/deepl_align

Python script that uses the DeepL API to create a fully-aligned bilingual document (tmx or docx file).

Primary LanguagePython

DeepL Align

A command line script for translating a bilingual file using the DeepL API.
The translation is output as a tmx file or as a docx file table with the source and target text segments fully aligned.

Built using:

  • Python 3.10
  • python-docx 0.8.11
  • deepl 1.9.0
  • environs 9.5.0
  • pytest 7.1.2

Tmx output example:

tmx-recording.mov

Docx output example:

docx-recording.mov

To download and run:

  1. Go to the DeepL website and sign up to use the DeepL API. At the time of writing, it is possible to sign up and use the API to translate up to 500,000 characters a month for free. You will receive an authentication key.
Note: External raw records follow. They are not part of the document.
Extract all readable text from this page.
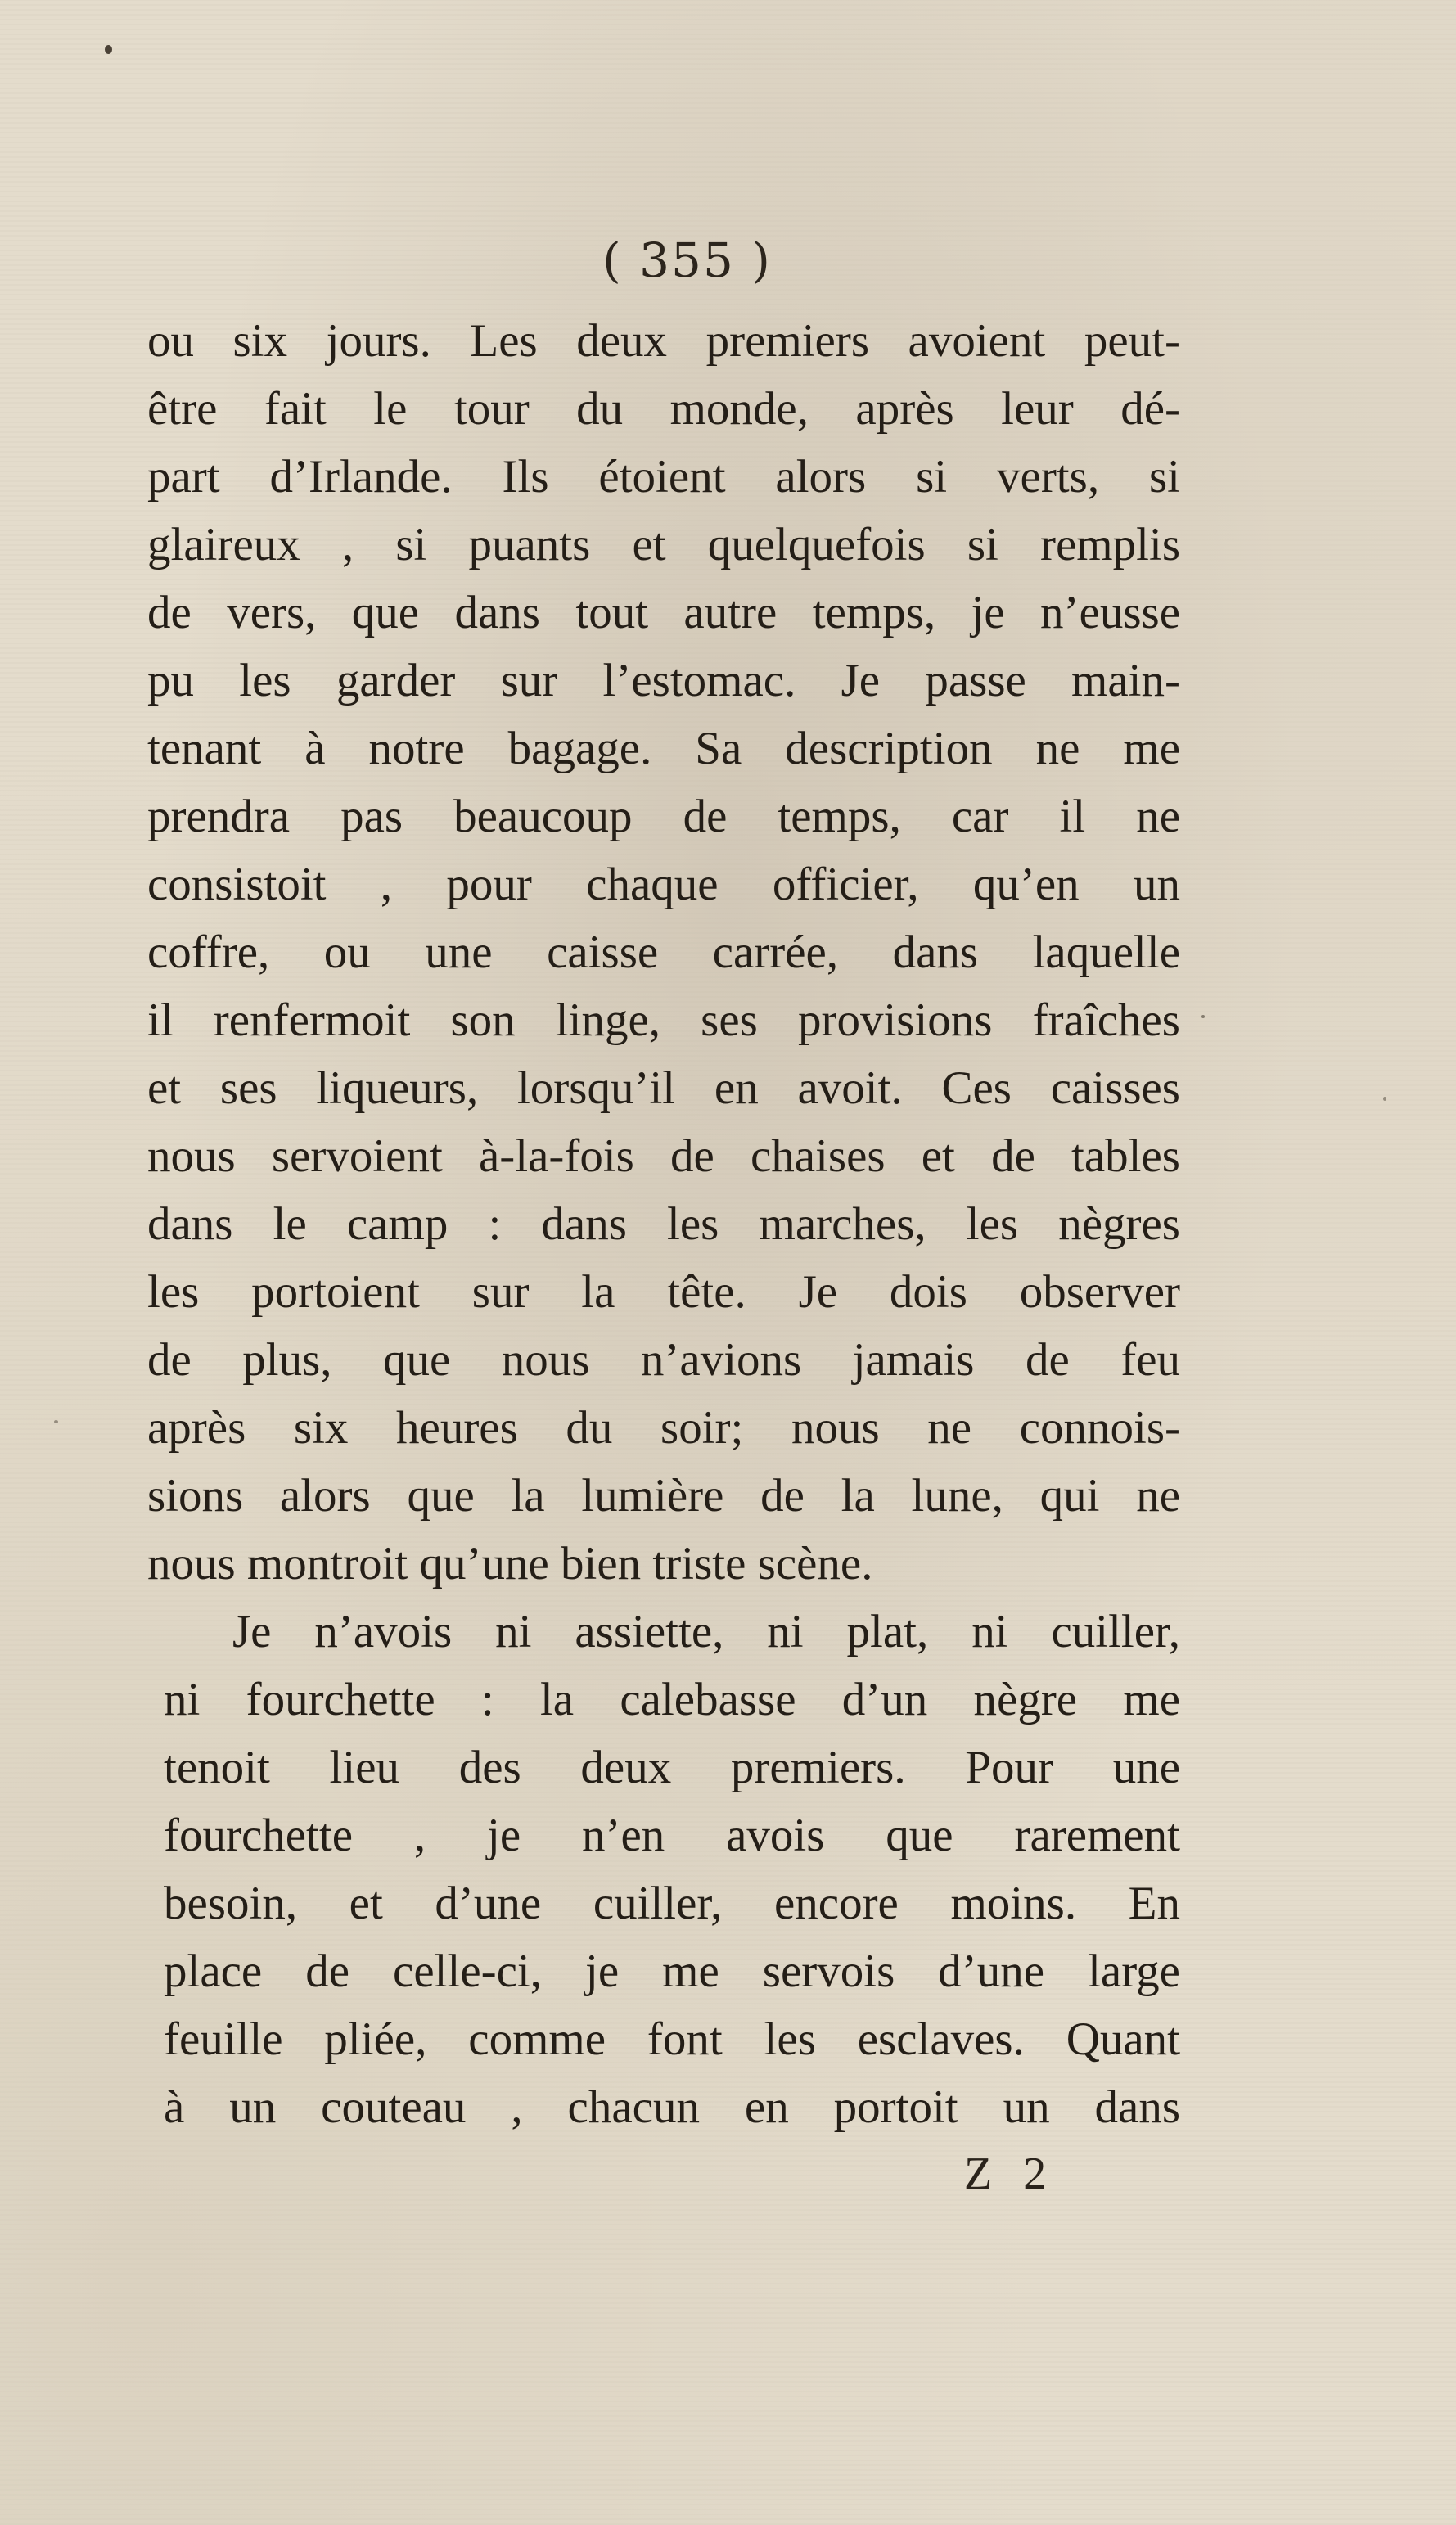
( 355 )
ou six jours. Les deux premiers avoient peut-
être fait le tour du monde, après leur dé-
part d’Irlande. Ils étoient alors si verts, si
glaireux , si puants et quelquefois si remplis
de vers, que dans tout autre temps, je n’eusse
pu les garder sur l’estomac. Je passe main-
tenant à notre bagage. Sa description ne me
prendra pas beaucoup de temps, car il ne
consistoit , pour chaque officier, qu’en un
coffre, ou une caisse carrée, dans laquelle
il renfermoit son linge, ses provisions fraîches
et ses liqueurs, lorsqu’il en avoit. Ces caisses
nous servoient à-la-fois de chaises et de tables
dans le camp : dans les marches, les nègres
les portoient sur la tête. Je dois observer
de plus, que nous n’avions jamais de feu
après six heures du soir; nous ne connois-
sions alors que la lumière de la lune, qui ne
nous montroit qu’une bien triste scène.
Je n’avois ni assiette, ni plat, ni cuiller,
ni fourchette : la calebasse d’un nègre me
tenoit lieu des deux premiers. Pour une
fourchette , je n’en avois que rarement
besoin, et d’une cuiller, encore moins. En
place de celle-ci, je me servois d’une large
feuille pliée, comme font les esclaves. Quant
à un couteau , chacun en portoit un dans
Z 2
Keep this safe as you will need it later.

Then, using the terminal:

  1. Clone this repo.
    git clone https://github.com/4ka0/deepl_align.git

  2. Move into the project folder.
    cd deepl_align

  3. Create and activate a virtual environment.
    (Example using venv:)
    python3 -m venv venv
    source venv/bin/activate

  4. Update pip (package manager).
    python -m pip install --upgrade pip

  5. Install the dependencies.
    python -m pip install -r requirements.txt

  6. In the root directory of the project, create a file called .env.
    touch .env
    In the .env file, write the following line.
    export AUTH_KEY=(your DeepL authentication key)
    Note there should be no space after the equals sign.
    And replace "(your DeepL authentication key)" with your actual key

  7. Run the script.
    To output a docx file:
    python translate.py docx source-text.docx
    To output a tmx file:
    python translate.py tmx source-text.docx
    To provide DeepL with a glossary of preferred terms to be used in the translation:
    python translate.py tmx source-text.docx glossary.txt
    Note that the glossary should be a tab-delimited text file having the following format on each line.
    source-term<tab>target-term
    (Replace <tab> with an actual tab character.)